Wednesday, February 25, 2009

Susan Sontag’s On Photography brings to attention how photographs evolved to what they have become today. Photographs started out as a way of capturing a moment of time. They were more a part of the world captured at one moment of time than they were an interpretation of the world. Photographs were used from surveillance to a form of art or hobby. From there photography evolved into a more transcendent art form, pictures with meaning.

Walt Whitman tried to capture regular unordinary objects and show their beautiful side. As quoted in Sontag’s On Photography “each precise object or condition or combination or process exhibits a beauty.” I can relate to this as a hobby of mine is working with cars. With that come interests in photography of cars. And from my personal experience, a regular picture of my car can seem plain and simple, but when a professional photographer captures a car identical to mine, the photographer can produce the beautiful side of the object.

Another type of photography evolved is Arbus’s work.

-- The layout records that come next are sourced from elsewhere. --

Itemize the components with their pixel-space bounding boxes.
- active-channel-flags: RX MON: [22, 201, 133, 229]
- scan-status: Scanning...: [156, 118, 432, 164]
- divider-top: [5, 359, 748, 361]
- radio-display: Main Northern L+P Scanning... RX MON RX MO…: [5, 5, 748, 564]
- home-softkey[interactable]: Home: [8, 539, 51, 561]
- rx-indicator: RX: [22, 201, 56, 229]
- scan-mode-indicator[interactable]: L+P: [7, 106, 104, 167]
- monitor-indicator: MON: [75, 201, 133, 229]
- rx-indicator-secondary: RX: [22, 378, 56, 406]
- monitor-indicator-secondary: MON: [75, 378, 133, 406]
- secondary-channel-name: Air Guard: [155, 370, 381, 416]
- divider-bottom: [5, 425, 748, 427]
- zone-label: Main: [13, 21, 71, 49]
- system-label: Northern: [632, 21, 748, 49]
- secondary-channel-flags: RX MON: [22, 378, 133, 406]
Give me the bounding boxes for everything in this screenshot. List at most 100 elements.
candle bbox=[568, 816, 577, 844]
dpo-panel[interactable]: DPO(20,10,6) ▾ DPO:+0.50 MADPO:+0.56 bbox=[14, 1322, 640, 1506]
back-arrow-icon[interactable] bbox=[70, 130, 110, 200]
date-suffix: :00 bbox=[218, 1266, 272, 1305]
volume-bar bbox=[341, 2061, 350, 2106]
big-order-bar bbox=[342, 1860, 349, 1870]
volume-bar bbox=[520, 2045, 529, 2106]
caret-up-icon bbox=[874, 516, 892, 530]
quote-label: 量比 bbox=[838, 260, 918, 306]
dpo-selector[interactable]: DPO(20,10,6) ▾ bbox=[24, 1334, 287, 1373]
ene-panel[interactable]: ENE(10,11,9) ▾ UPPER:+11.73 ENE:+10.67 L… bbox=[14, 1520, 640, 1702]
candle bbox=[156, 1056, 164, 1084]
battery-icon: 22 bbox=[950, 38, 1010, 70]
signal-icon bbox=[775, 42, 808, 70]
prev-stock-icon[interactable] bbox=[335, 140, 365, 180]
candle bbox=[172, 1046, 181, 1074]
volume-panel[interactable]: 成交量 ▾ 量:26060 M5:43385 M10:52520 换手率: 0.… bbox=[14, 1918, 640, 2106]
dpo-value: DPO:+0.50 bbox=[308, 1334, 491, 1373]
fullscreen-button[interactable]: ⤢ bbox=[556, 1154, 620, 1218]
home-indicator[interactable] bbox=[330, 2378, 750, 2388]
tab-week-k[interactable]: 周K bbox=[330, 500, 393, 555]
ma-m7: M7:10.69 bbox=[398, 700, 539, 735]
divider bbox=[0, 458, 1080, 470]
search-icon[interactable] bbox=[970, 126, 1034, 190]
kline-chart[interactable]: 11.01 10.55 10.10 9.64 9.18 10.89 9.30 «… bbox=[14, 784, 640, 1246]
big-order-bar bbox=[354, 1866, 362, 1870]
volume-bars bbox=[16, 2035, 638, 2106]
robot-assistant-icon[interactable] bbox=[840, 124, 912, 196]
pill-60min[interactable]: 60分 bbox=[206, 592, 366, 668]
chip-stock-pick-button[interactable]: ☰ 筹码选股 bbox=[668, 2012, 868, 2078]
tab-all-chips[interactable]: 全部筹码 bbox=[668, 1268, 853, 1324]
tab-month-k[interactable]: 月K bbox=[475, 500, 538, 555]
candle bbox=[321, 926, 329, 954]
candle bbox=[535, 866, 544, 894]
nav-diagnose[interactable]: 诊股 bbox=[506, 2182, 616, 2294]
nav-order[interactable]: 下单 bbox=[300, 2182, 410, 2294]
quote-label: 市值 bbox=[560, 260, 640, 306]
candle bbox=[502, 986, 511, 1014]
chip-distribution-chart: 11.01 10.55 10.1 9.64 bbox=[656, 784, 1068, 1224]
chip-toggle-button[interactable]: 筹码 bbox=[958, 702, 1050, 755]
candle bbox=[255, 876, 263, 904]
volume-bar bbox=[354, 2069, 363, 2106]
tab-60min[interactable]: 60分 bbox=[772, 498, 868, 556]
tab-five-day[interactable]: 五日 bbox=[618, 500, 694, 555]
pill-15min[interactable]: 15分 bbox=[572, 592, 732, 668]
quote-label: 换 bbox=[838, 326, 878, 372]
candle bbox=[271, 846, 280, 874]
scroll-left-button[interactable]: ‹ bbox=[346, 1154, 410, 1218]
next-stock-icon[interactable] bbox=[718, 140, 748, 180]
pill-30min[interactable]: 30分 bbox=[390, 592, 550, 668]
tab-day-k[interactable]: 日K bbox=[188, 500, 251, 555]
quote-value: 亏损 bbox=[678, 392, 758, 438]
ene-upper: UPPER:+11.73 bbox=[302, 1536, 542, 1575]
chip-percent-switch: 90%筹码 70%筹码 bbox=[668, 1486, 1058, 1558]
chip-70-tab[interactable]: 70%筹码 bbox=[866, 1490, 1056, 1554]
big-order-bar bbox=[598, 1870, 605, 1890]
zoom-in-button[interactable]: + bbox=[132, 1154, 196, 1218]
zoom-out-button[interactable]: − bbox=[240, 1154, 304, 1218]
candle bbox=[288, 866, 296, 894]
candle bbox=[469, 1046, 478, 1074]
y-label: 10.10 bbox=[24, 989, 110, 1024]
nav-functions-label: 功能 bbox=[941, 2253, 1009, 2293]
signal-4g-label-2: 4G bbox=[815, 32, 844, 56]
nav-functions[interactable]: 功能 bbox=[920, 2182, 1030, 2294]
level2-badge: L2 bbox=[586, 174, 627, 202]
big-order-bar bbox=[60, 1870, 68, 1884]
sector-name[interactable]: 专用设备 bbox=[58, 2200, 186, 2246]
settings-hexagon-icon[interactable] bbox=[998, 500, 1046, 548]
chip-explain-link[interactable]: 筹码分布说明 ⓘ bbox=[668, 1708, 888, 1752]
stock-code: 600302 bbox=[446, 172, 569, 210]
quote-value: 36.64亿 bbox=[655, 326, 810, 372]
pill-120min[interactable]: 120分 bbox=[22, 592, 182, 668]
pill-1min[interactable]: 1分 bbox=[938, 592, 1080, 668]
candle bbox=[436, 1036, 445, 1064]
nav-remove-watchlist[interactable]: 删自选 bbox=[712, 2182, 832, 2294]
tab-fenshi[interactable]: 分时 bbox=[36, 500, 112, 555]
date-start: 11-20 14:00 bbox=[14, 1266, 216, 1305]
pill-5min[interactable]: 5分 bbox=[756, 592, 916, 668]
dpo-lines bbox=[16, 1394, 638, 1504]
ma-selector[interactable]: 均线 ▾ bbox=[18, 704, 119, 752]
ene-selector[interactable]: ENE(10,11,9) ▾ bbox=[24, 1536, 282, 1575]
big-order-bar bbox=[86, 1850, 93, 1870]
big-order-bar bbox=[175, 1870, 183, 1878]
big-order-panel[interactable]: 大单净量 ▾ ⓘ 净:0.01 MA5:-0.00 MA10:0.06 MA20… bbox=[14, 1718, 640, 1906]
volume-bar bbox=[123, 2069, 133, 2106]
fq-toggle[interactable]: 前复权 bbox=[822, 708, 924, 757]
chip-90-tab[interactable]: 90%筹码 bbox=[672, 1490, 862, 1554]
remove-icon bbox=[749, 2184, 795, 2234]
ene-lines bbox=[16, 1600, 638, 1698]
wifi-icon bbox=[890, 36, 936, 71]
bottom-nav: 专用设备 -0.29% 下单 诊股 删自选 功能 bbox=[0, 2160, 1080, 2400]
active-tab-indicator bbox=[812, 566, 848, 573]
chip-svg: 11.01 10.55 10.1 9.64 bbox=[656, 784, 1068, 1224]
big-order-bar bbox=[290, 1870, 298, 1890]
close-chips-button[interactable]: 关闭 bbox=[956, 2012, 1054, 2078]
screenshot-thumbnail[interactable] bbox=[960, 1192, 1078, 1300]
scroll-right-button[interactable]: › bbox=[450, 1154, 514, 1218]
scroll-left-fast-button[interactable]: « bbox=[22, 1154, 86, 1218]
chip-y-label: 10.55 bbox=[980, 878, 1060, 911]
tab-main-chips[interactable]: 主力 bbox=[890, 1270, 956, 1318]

Her photographs capture the ugly side, or the abnormal side of life. She likes to take pictures of things that are not of the norm. Such photos include the circus, nudes, and a boy marching for pro war. Her artwork is another defined aspect of the possibilities of photography. Although photography started strictly as documents capturing one moment of the world at one particular time, its has evolved into a image capable of inflicting a sense of emotion and connection.